Nintendo are of course the company with the handheld brand and pedigree, and their cheaper DS is coming out earlier than the PSP too. That said, the specifications touted for Sony's competitor are formidable in the extreme - and you get the impression Sony are serious about making a splash in this burgeoning gaming sector. So, now we've played it, is it any good?
Well, the first thing to be said of the PSP is that there's a broad range of launch titles on the way, as demonstrated by the twenty-plus games in various states of playability available at TGS. Some titles are of course more original than others, and it was easy to note that at TGS most of the games seemed to cater for Japanese tastes, a series of RPGs and puzzle style games proving noteworthy if unexceptional in this respect.

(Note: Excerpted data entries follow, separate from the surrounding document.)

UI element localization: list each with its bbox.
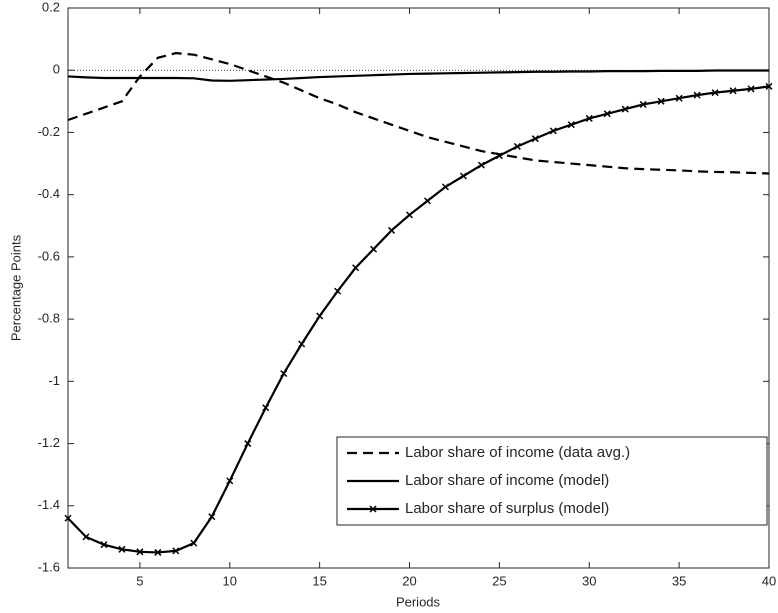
point-marker bbox=[639, 100, 647, 108]
point-marker bbox=[262, 404, 270, 412]
point-marker bbox=[711, 89, 719, 97]
point-marker bbox=[567, 121, 575, 129]
x-tick-label: 25 bbox=[492, 573, 506, 588]
point-marker bbox=[244, 440, 252, 448]
x-axis-label: Periods bbox=[396, 594, 441, 609]
point-marker bbox=[675, 94, 683, 102]
point-marker bbox=[280, 370, 288, 378]
point-marker bbox=[585, 114, 593, 122]
point-marker bbox=[531, 135, 539, 143]
point-marker bbox=[388, 226, 396, 234]
point-marker bbox=[298, 340, 306, 348]
point-marker bbox=[621, 105, 629, 113]
point-marker bbox=[136, 548, 144, 556]
point-marker bbox=[370, 245, 378, 253]
y-tick-label: -0.6 bbox=[38, 248, 60, 263]
x-tick-label: 5 bbox=[136, 573, 143, 588]
point-marker bbox=[459, 172, 467, 180]
point-marker bbox=[352, 264, 360, 272]
point-marker bbox=[729, 87, 737, 95]
point-marker bbox=[549, 127, 557, 135]
point-marker bbox=[657, 97, 665, 105]
point-marker bbox=[441, 183, 449, 191]
x-tick-label: 20 bbox=[402, 573, 416, 588]
point-marker bbox=[513, 142, 521, 150]
y-tick-label: -0.2 bbox=[38, 124, 60, 139]
point-marker bbox=[765, 82, 773, 90]
point-marker bbox=[423, 197, 432, 205]
point-marker bbox=[747, 85, 755, 93]
legend-label: Labor share of income (data avg.) bbox=[405, 444, 630, 461]
point-marker bbox=[208, 513, 216, 521]
point-marker bbox=[316, 312, 324, 320]
y-tick-label: -0.8 bbox=[38, 311, 60, 326]
point-marker bbox=[226, 477, 234, 485]
series-line bbox=[67, 69, 769, 82]
x-tick-label: 35 bbox=[672, 573, 686, 588]
y-axis-label: Percentage Points bbox=[8, 234, 23, 341]
legend-box bbox=[336, 436, 768, 526]
y-tick-label: -0.4 bbox=[38, 186, 60, 201]
x-tick-label: 15 bbox=[312, 573, 326, 588]
point-marker bbox=[118, 545, 126, 553]
x-tick-label: 30 bbox=[582, 573, 596, 588]
x-tick-label: 10 bbox=[223, 573, 237, 588]
point-marker bbox=[603, 110, 611, 118]
point-marker bbox=[405, 211, 414, 219]
series-line bbox=[67, 51, 770, 175]
legend-label: Labor share of surplus (model) bbox=[405, 500, 609, 517]
point-marker bbox=[190, 539, 198, 547]
legend-marker bbox=[369, 505, 377, 513]
point-marker bbox=[172, 547, 180, 555]
y-tick-label: -1.4 bbox=[38, 497, 60, 512]
y-tick-label: -1.6 bbox=[38, 559, 60, 574]
y-tick-label: 0 bbox=[53, 62, 60, 77]
point-marker bbox=[64, 514, 72, 522]
point-marker bbox=[100, 541, 108, 549]
point-marker bbox=[477, 161, 485, 169]
point-marker bbox=[334, 287, 342, 295]
series-line bbox=[67, 85, 770, 554]
point-marker bbox=[154, 548, 162, 556]
y-tick-label: 0.2 bbox=[42, 0, 60, 14]
point-marker bbox=[82, 533, 90, 541]
point-marker bbox=[693, 91, 701, 99]
point-marker bbox=[495, 152, 503, 160]
y-tick-label: -1.2 bbox=[38, 435, 60, 450]
y-tick-label: -1 bbox=[48, 373, 60, 388]
x-tick-label: 40 bbox=[762, 573, 776, 588]
legend-label: Labor share of income (model) bbox=[405, 472, 609, 489]
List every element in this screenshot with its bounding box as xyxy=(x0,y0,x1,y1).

Then there are more predictable stalwarts of any new format, an EA racer, being the most prominent in the shape of Need for Speed Underground Rivals. I had a few minutes playing this game, and must say that for a handheld the graphics are looking lovely, the controls slick and all in all the game conveyed the impression that it could certainly match whilst not better many PS2 racing games.
Also on display and of note was Rez creator Tetsuya Miziguchi's Lumines, a bizarre puzzle game themed around issues of light and dark which certainly looked original, even if the quirky colourful gameplay coupled with Japanese language use did leave me feeling that what I was experiencing was somewhat lost in translation.

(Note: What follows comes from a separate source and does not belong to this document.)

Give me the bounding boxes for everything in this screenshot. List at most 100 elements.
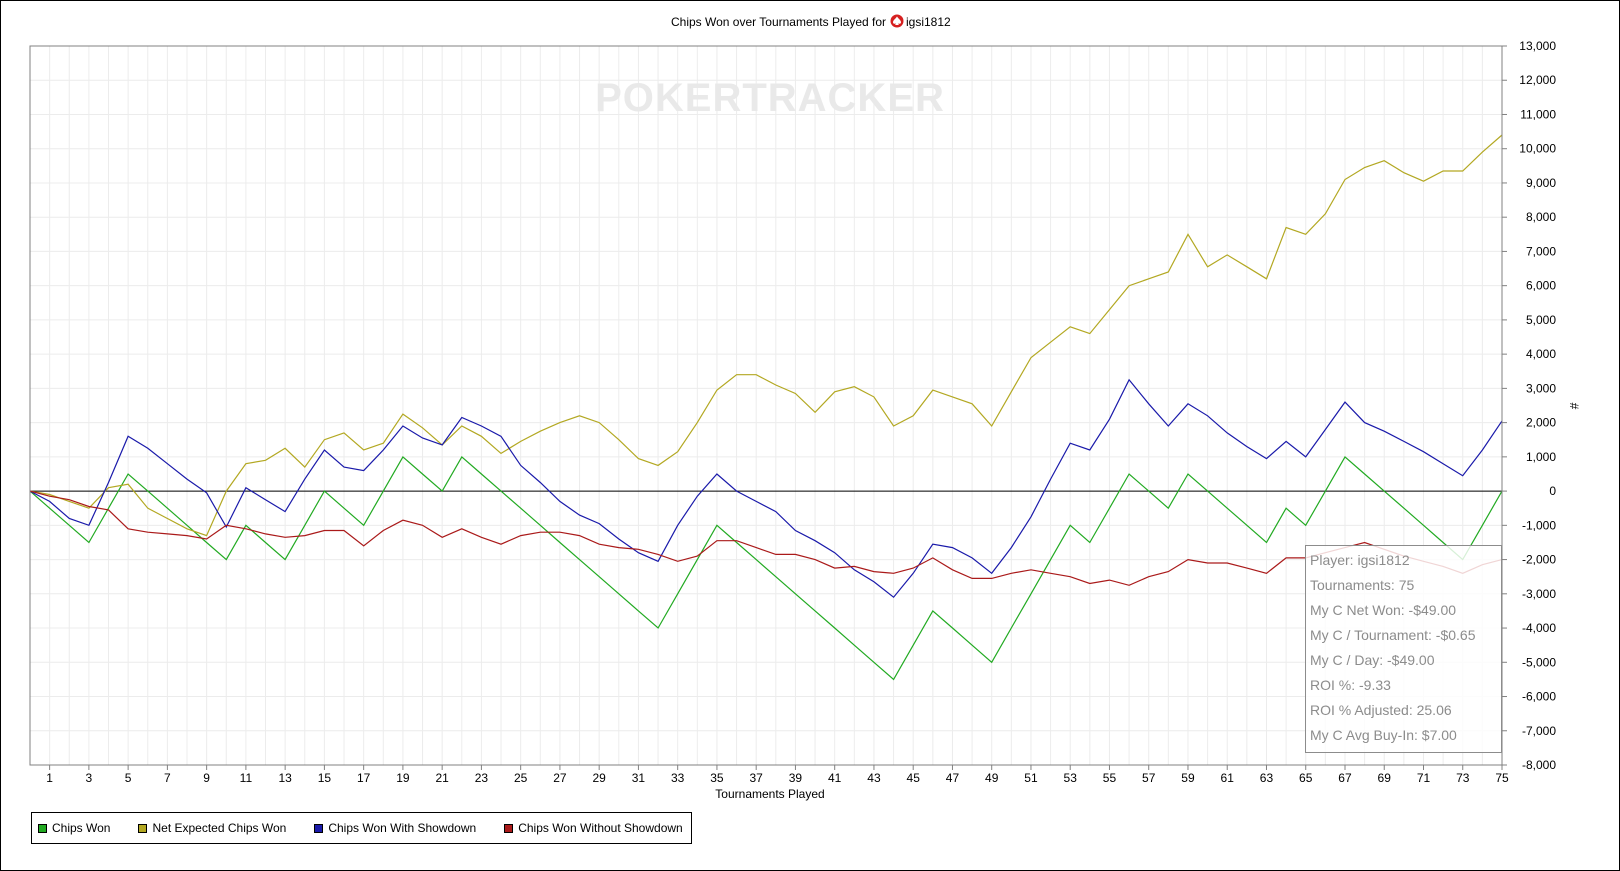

Metal Gear Acid also appears to be shaping up well - again proving graphically staggering (for a handheld), and offering the kind of rich gameplay previously impossible on a handheld system. That said, I didn't play enough to deduce whether Acid offered anything original beyond the Playstation favourites we're accustomed too - and this generally is one of my initial concerns regarding the games on offer - do they bring us anything new? Or are they, in the main, re-hashes of PS titles or variations on GameBoy games. We shall have to wait and see on this front - and indeed even if this does turn out to be the case, is it a problem - given that games this involving, diverse and eye-pleasing have never been possible on a handheld gaming platform before.
Having voiced this concern, I am pleased to report that there are some quirky, fun and original looking titles that do appear to be coming along nicely - in the main games not based on safe, established franchises. There was a Golf game (of Japanese naming) that was looking rather fun, not to mention the retro Vampire Chronicles, Lumines, and Armoured Core Formula Front, so I think we'll have to reserve judgement until release before debating Sony's software strategy.
On to the system itself then. As you'll see from the photographs related to this article, the PSP is a rather large 'handheld', certainly when compared to Nintendo's previous machines. It's actually rather heavy too. Of course, in return for this extra mass you get very well positioned and proportioned buttons / controls, and a huge wide-screen, which does wonders for the super-sharp visuals of the games. There's also a strange nipple-like joystick control, which worked okay in Need for Speed, but I can imagine working far better in games of another genre. Suffice to say, the PSP isn't quite as pocket-sized as many of you may have hoped.
With the power of the machine also comes another problem - the power. Admittedly, the PSP I played was - I was told by my guide - not a final version, but still the battery life was only estimated at two-hours, and for a machine supposed to be only two months from launch this isn't a good sign. I was however told that discussions regarding battery life were ongoing and that the final version of the hardware may benefit from longer playing time. Let's hope Sony can improve this, as two-hours seems rather short to us. Popular Science magazine this month counters this situation too, citing experts who suggest the PSP will last eight hours gaming, and ten playing music - which is far better than my demonstrator this afternoon implied!
So, all in all my brief gander at the Sony PSP was a highly interesting one. All appears to be going well on the games front, and I'm convinced more titles will be revealed in due course, Sony ensuring an impressive roster of titles covering all bases. The size and battery issues are altogether more of a gamble for Sony, I think. It certainly looks the business: sleek, stylish and very expensive - but it isn't going to slip into a trouser pocket too easily, and some may find it too chunky for use as a music player too. This said, if the movie playing functionality lives up to expectations - then this may redeem the seemingly inconvenient size. On the battery front, we'll just have to wait and see, as reports appear conflicting at this stage. We'll keep you posted, naturally, and bring you more as we get it.